The Kokang guerrilla forces “were found to be good at military maneuvering with the use of scores of heavy weapons including anti-aircraft machine guns,” the report said.
Multiple ethnic groups in Myanmar are seeking greater autonomy. Violence continues to erupt in some of the long-standing conflicts despite government efforts to reach a peace agreement.
The state-run newspaper reported that government forces had used airstrikes as part of efforts to thwart the Kokang rebels’ attempt to capture Laukkai. The situation in the town has since returned to normal, it said.
CNN couldn’t independently verify the report’s claims and was unable to reach a representative for the rebels.
The Kokang forces lost fighters and territory during offensives by the Myanmar military in 2009 but have regrouped since. The rebels haven’t agreed to sign a nationwide peace agreement the government has pursued with armed ethnic groups.
Laukkai is in northern Myanmar’s Shan state, where other ethnic minorities have also mounted resistance to central government rule.
Local media reported that fighters from at least two other rebel armies had joined forces with the Kokang guerrillas to take on the government troops.

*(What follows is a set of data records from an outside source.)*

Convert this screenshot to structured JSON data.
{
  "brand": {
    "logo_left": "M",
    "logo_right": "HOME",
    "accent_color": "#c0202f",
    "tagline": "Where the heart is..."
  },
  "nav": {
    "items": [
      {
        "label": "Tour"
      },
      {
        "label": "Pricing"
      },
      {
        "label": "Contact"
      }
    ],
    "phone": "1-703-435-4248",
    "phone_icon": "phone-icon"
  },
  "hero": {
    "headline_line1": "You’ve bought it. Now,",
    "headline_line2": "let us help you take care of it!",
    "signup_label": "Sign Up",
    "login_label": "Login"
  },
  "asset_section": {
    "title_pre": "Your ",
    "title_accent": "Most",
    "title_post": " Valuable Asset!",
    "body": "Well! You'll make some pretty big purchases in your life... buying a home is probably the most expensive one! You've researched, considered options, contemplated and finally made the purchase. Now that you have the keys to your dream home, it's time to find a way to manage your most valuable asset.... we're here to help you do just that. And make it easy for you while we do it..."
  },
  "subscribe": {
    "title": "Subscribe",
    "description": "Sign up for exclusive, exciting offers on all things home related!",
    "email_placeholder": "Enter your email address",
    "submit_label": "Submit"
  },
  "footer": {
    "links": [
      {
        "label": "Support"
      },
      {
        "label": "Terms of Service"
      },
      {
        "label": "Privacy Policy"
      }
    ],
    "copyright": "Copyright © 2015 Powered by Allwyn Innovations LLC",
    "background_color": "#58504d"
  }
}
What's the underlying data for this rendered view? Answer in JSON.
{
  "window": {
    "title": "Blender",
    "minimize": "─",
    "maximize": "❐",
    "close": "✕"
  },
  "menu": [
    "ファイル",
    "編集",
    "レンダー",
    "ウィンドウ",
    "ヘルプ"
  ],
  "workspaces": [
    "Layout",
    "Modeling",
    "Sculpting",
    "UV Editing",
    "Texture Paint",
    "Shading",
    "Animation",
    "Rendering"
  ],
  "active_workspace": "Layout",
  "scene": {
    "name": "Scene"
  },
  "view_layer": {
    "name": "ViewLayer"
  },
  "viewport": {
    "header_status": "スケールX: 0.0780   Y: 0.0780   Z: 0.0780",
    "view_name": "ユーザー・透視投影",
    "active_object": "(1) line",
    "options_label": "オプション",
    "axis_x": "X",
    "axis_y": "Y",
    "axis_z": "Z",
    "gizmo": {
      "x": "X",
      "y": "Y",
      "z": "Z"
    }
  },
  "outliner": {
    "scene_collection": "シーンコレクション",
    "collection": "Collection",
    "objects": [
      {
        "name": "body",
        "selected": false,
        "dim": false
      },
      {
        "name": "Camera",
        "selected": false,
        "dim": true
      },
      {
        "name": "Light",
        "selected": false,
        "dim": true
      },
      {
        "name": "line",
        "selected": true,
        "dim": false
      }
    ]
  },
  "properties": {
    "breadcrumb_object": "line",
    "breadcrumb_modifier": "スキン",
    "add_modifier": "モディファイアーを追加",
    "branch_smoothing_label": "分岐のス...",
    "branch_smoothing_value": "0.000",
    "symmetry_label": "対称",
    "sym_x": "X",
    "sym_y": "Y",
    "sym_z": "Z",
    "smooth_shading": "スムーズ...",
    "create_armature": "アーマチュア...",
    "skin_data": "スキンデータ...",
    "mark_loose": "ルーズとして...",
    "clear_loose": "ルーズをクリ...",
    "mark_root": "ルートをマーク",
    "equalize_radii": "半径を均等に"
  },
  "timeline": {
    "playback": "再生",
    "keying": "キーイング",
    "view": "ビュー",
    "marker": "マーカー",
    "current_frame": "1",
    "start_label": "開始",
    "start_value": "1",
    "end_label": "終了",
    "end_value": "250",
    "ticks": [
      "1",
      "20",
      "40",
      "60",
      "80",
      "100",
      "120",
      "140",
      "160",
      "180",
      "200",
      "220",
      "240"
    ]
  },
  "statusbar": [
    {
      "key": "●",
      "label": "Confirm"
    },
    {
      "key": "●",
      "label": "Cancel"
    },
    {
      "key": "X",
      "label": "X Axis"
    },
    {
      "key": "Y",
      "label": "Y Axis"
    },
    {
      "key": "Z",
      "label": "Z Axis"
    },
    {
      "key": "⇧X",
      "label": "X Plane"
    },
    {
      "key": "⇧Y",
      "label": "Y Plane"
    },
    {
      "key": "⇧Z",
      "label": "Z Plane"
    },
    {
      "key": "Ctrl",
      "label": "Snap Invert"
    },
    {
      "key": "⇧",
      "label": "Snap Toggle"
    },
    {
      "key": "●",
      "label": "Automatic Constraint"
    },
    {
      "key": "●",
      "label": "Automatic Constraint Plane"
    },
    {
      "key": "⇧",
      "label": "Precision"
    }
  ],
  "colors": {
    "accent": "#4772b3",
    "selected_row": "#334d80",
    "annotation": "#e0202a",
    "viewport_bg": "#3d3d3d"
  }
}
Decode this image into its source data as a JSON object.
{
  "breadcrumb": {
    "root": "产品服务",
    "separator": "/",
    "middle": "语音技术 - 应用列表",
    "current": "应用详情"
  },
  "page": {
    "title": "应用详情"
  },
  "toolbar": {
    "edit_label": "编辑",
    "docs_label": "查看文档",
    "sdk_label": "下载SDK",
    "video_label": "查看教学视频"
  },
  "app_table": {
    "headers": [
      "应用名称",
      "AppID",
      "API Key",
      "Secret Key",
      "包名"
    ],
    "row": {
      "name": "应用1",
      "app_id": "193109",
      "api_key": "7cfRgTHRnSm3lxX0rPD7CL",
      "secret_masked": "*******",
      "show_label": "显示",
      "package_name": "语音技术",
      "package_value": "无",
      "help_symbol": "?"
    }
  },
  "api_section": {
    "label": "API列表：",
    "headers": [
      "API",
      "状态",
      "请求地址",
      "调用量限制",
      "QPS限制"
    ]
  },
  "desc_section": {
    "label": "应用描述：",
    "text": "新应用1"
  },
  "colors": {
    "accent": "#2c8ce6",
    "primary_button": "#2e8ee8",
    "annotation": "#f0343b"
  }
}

The fighting in Laukkai this week drove some residents of the area across the border into China’s Yunnan province, the Chinese Foreign Ministry said Tuesday.
“We hope that relevant parties in northern Myanmar can resolve their differences via continuing to uphold peaceful talks and prevent the clashes from escalating and affecting border stability,” Hua Chunying, a spokeswoman for the Chinese Foreign Ministry, told reporters.